House Un-American Activities Committee.

Busted

When a journalist rang in to tell Shepherd that he too was a ‘night person’, that he knew the whole story and suggested that it might be time to reveal the deception Shepherd jumped at the chance.

The Wall Street Journal carried the entire bizarre story on its front page. It was reproduced word for word across the world – even in Pravda, the official Soviet news agency.

Shepherd was inundated with phone inquiries from newspapers in six countries. But in America the story was spun very carefully. ‘Radio DJ deceives the public’ was the usual headline. This, as Shepherd protested, was untrue. His entire listenership had simply demonstrated how hype and PR could manipulate the public. But his was  an unpalatable message in the self-proclaimed home of  individualism.

The story ended not too badly. Before the expose, a paperback publisher named Ballantine had asked the Wall Street journalist for help in tracking down Ewing with a view to buying the paperback rights to the non-existent book.

Shepherd joined them one day for lunch and the journalist introduced the broadcaster as the real Frederick Ronald Ewing. Ballantine was astonished but retained his focus. He said: ‘Of course, you will now have to write the book’ And in six weeks the broadcaster and the journalist did so. The real book became a bestseller and they gave the proceeds to charity.

Moneybutton

However Gene Shepherd had long been resented by the advertisers on his radio show – he tended to make fun of the commercials with the introduction ‘Here comes the moneybutton’ – and they gradually sidelined him into doing hour-long broadcasts.

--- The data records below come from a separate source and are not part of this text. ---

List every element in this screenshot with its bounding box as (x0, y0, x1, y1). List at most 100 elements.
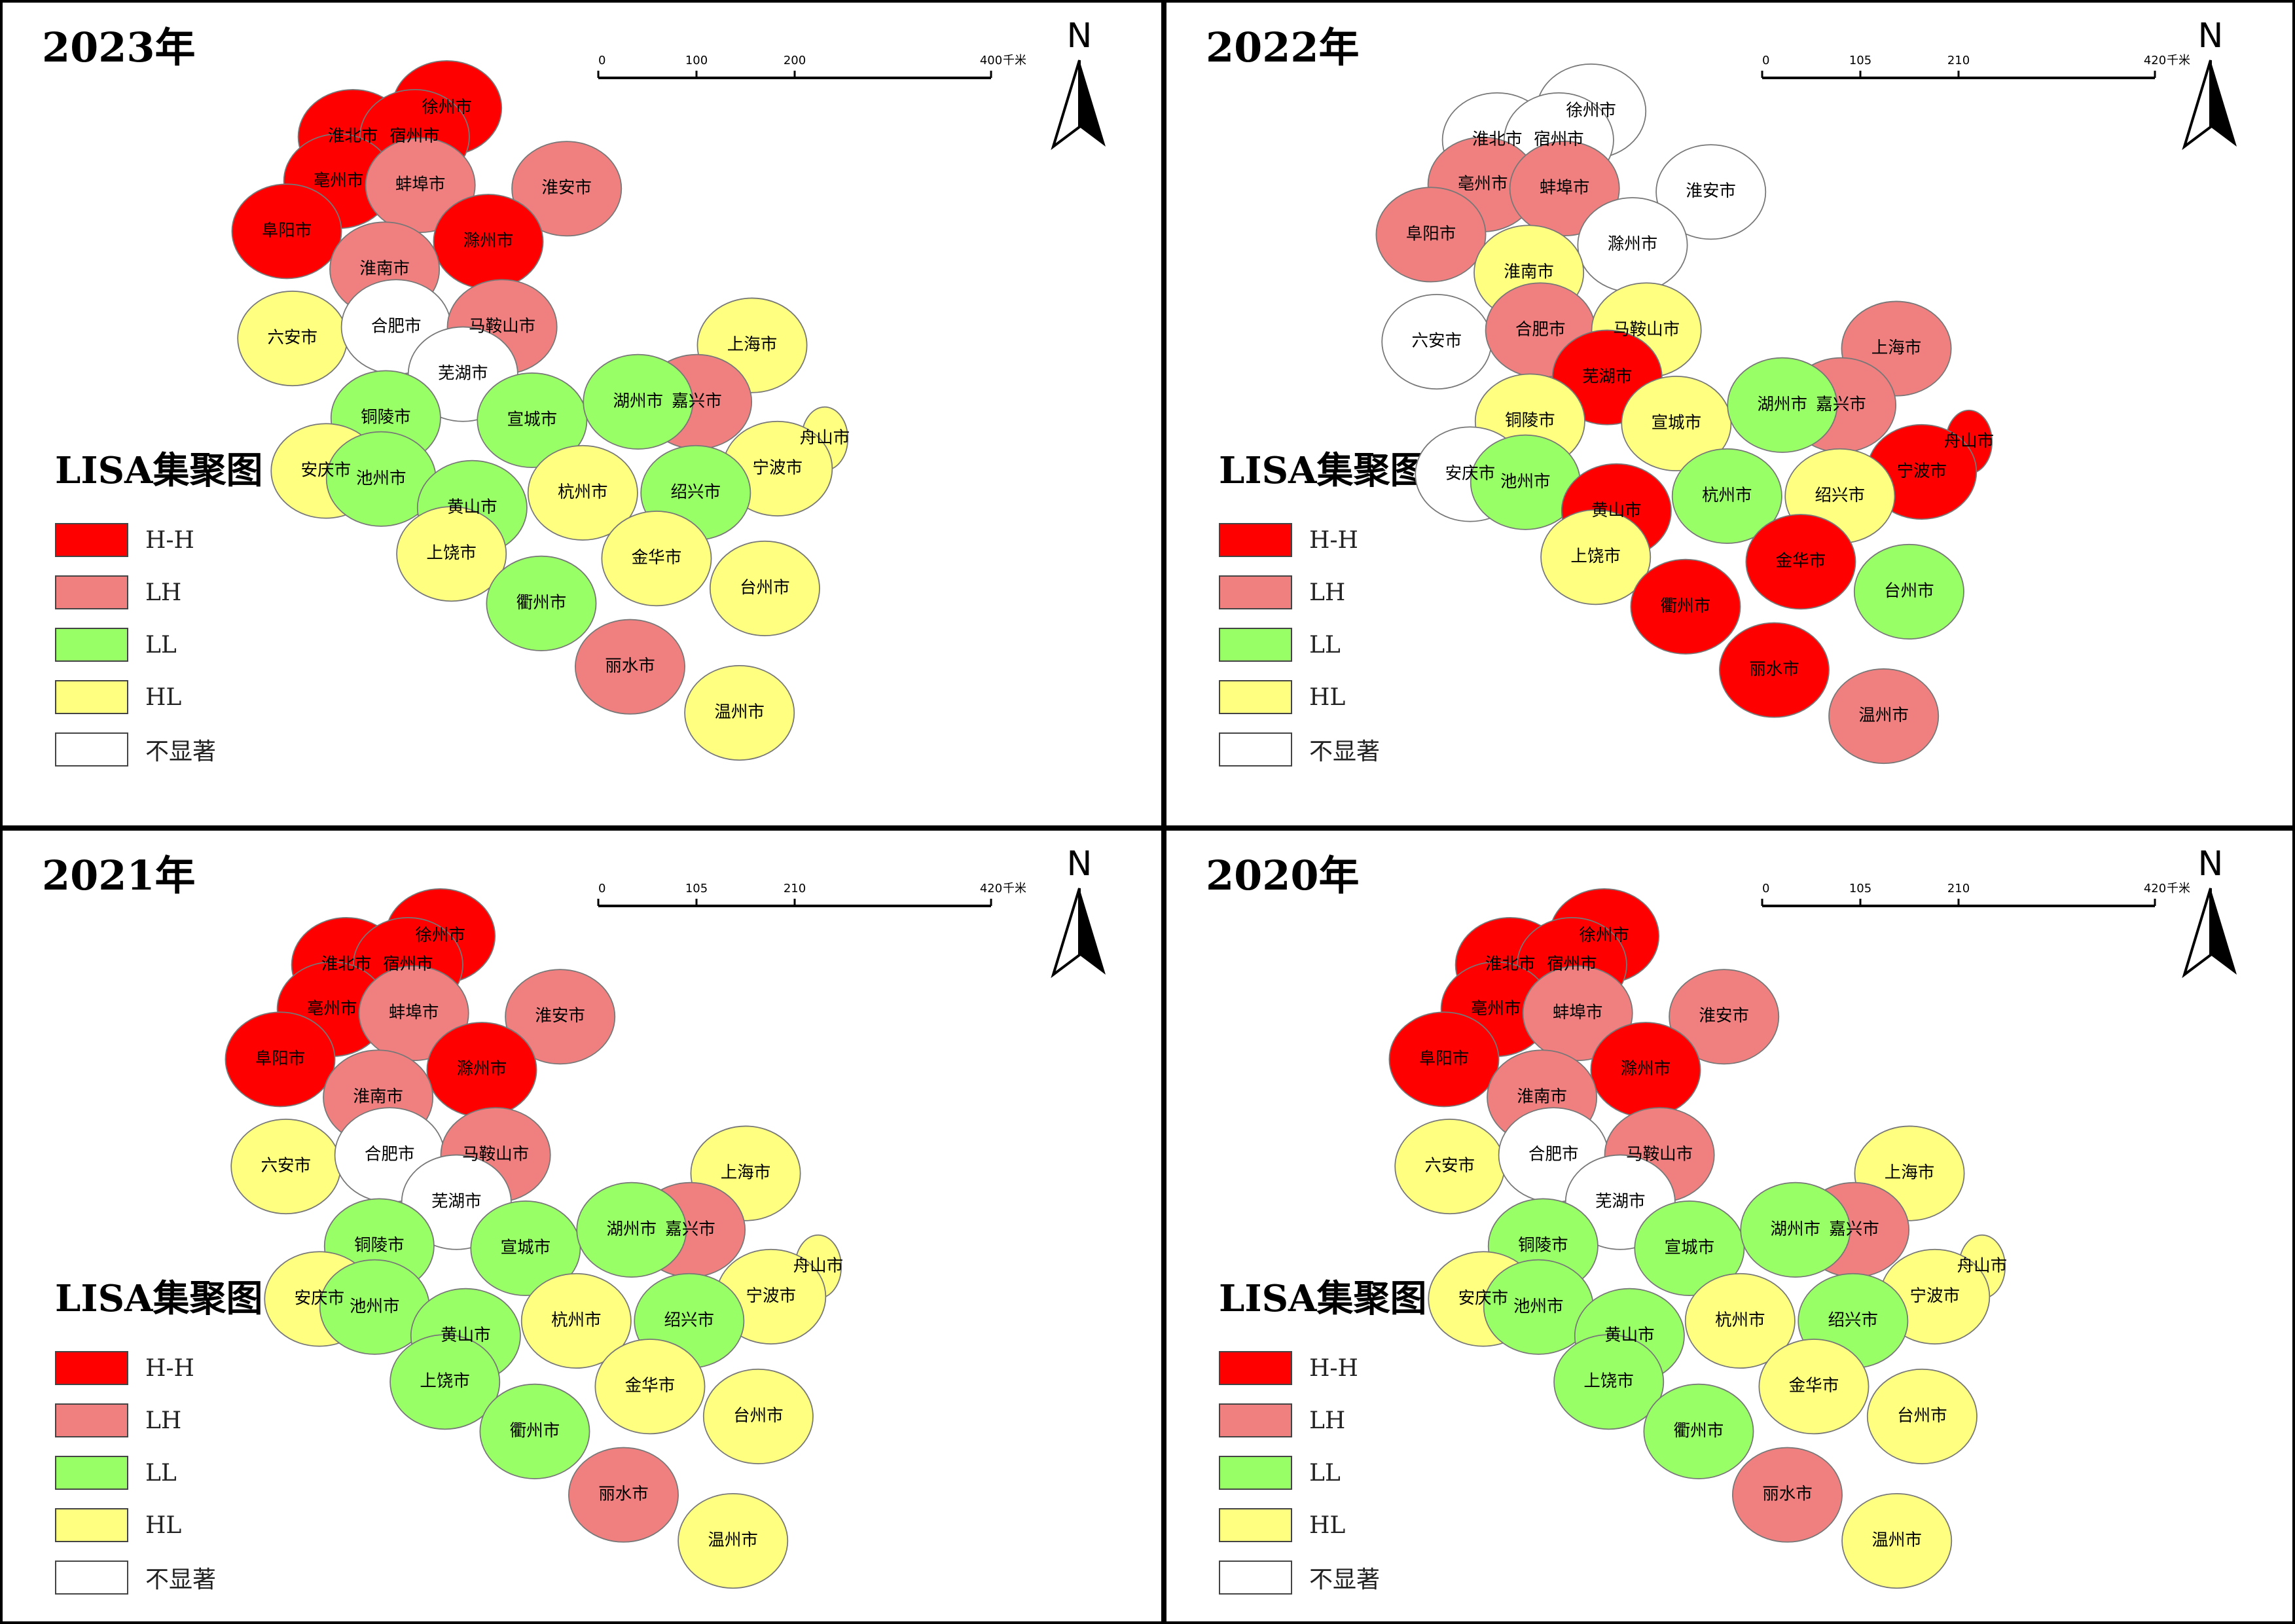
city-label: 六安市 (261, 1156, 312, 1176)
city-label: 马鞍山市 (1626, 1144, 1693, 1164)
city-label: 衢州市 (510, 1421, 560, 1441)
city-label: 宣城市 (507, 410, 558, 429)
city-label: 黄山市 (441, 1326, 491, 1345)
north-label: N (2198, 844, 2224, 884)
city-region (396, 506, 507, 602)
city-region (1388, 1011, 1500, 1108)
legend-item: 不显著 (55, 1551, 262, 1604)
legend-item: HL (1219, 671, 1426, 723)
city-label: 亳州市 (314, 171, 364, 190)
city-label: 嘉兴市 (665, 1219, 715, 1239)
city-region (231, 183, 342, 280)
city-label: 马鞍山市 (462, 1144, 529, 1164)
city-label: 杭州市 (558, 482, 608, 502)
city-label: 丽水市 (605, 657, 655, 676)
city-label: 温州市 (1858, 706, 1909, 725)
city-region (1630, 558, 1741, 655)
legend-swatch (1219, 732, 1292, 767)
city-label: 湖州市 (613, 391, 664, 411)
panel-title: 2020年 (1206, 852, 1360, 899)
city-region (1758, 1339, 1870, 1435)
city-label: 阜阳市 (262, 221, 312, 240)
city-label: 淮安市 (535, 1006, 585, 1026)
legend-label: LH (145, 1407, 182, 1434)
city-label: 宣城市 (501, 1238, 551, 1257)
city-label: 宁波市 (746, 1286, 796, 1306)
city-label: 绍兴市 (1828, 1310, 1879, 1330)
city-label: 黄山市 (1604, 1326, 1655, 1345)
city-region (527, 444, 638, 541)
north-arrow-icon: N (1051, 844, 1106, 979)
city-region (1553, 1334, 1665, 1430)
city-label: 滁州市 (1608, 234, 1658, 254)
city-region (365, 137, 476, 233)
city-region (1866, 1368, 1978, 1464)
city-label: 嘉兴市 (1829, 1219, 1879, 1239)
city-label: 杭州市 (1702, 486, 1752, 505)
city-label: 上海市 (1871, 338, 1922, 358)
city-label: 徐州市 (415, 926, 465, 945)
legend-item: LL (55, 1447, 262, 1499)
scale-tick-label: 420 (2144, 54, 2166, 67)
legend-item: LH (55, 566, 262, 619)
city-label: 铜陵市 (361, 407, 411, 427)
city-label: 台州市 (740, 578, 790, 598)
city-label: 池州市 (356, 469, 407, 488)
legend-item: 不显著 (1219, 1551, 1426, 1604)
city-label: 衢州市 (1674, 1421, 1724, 1441)
map-panel: 2022年 0 105 210 420 千米 N LISA集聚图 H-H LH LL HL 不显著 徐州市… (1164, 0, 2295, 828)
city-label: 亳州市 (307, 999, 357, 1019)
city-label: 舟山市 (800, 428, 850, 448)
city-region (702, 1368, 814, 1464)
city-label: 舟山市 (793, 1256, 844, 1276)
panel-title: 2021年 (42, 852, 196, 899)
city-label: 六安市 (1425, 1156, 1475, 1176)
city-label: 安庆市 (1445, 463, 1496, 483)
city-label: 淮南市 (1517, 1087, 1567, 1106)
city-label: 淮北市 (1472, 130, 1523, 149)
north-arrow-icon: N (2182, 16, 2237, 151)
city-region (678, 1492, 789, 1589)
city-label: 淮南市 (359, 259, 410, 278)
legend-swatch (55, 732, 128, 767)
city-label: 温州市 (1871, 1530, 1922, 1550)
scale-tick-label: 105 (1849, 54, 1871, 67)
city-label: 嘉兴市 (1816, 395, 1866, 414)
city-region (1540, 509, 1652, 605)
city-region (1669, 969, 1780, 1065)
city-label: 滁州市 (463, 231, 514, 251)
city-label: 滁州市 (1621, 1059, 1671, 1079)
city-region (1621, 375, 1732, 472)
legend-label: HL (1309, 683, 1346, 711)
city-label: 丽水市 (598, 1485, 649, 1504)
legend-item: H-H (55, 514, 262, 566)
city-label: 合肥市 (1515, 319, 1566, 339)
legend-item: LH (1219, 1394, 1426, 1447)
city-label: 嘉兴市 (672, 391, 722, 411)
legend-title: LISA集聚图 (55, 449, 263, 492)
scale-unit-label: 千米 (2167, 882, 2190, 895)
legend-swatch (55, 1561, 128, 1595)
city-label: 丽水市 (1749, 660, 1799, 679)
city-region (358, 965, 469, 1061)
city-label: 淮南市 (1504, 262, 1554, 281)
city-region (1731, 1447, 1843, 1543)
legend-swatch (1219, 1508, 1292, 1542)
map-panel: 2023年 0 100 200 400 千米 N LISA集聚图 H-H LH LL HL 不显著 徐州市… (0, 0, 1164, 828)
city-label: 金华市 (625, 1376, 676, 1396)
legend-label: 不显著 (145, 738, 217, 765)
city-region (1828, 668, 1940, 765)
legend-item: H-H (55, 1342, 262, 1394)
city-region (1727, 357, 1838, 453)
legend: LISA集聚图 H-H LH LL HL 不显著 (55, 441, 262, 776)
city-label: 芜湖市 (1582, 367, 1633, 387)
city-region (511, 141, 623, 237)
city-label: 台州市 (1897, 1406, 1947, 1426)
city-label: 上饶市 (1570, 547, 1621, 566)
north-label: N (1067, 844, 1093, 884)
legend-swatch (1219, 1456, 1292, 1490)
scale-bar: 0 105 210 420 千米 (1761, 54, 2190, 79)
city-region (1841, 1492, 1953, 1589)
scale-tick-label: 400 (980, 54, 1002, 67)
city-region (1745, 514, 1856, 610)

No longer was total freedom of the airwaves available  to him. He ended his career presenting his show on college campus radio while he churned out books, for one of which he invented the slogan: ‘In God we Trust – the rest pay cash’. Gene Shepherd died in 2002.

I now await my own novel’s 47th rejection slip, but thanks to Gene Shepherd I care  a little less whether it comes or not.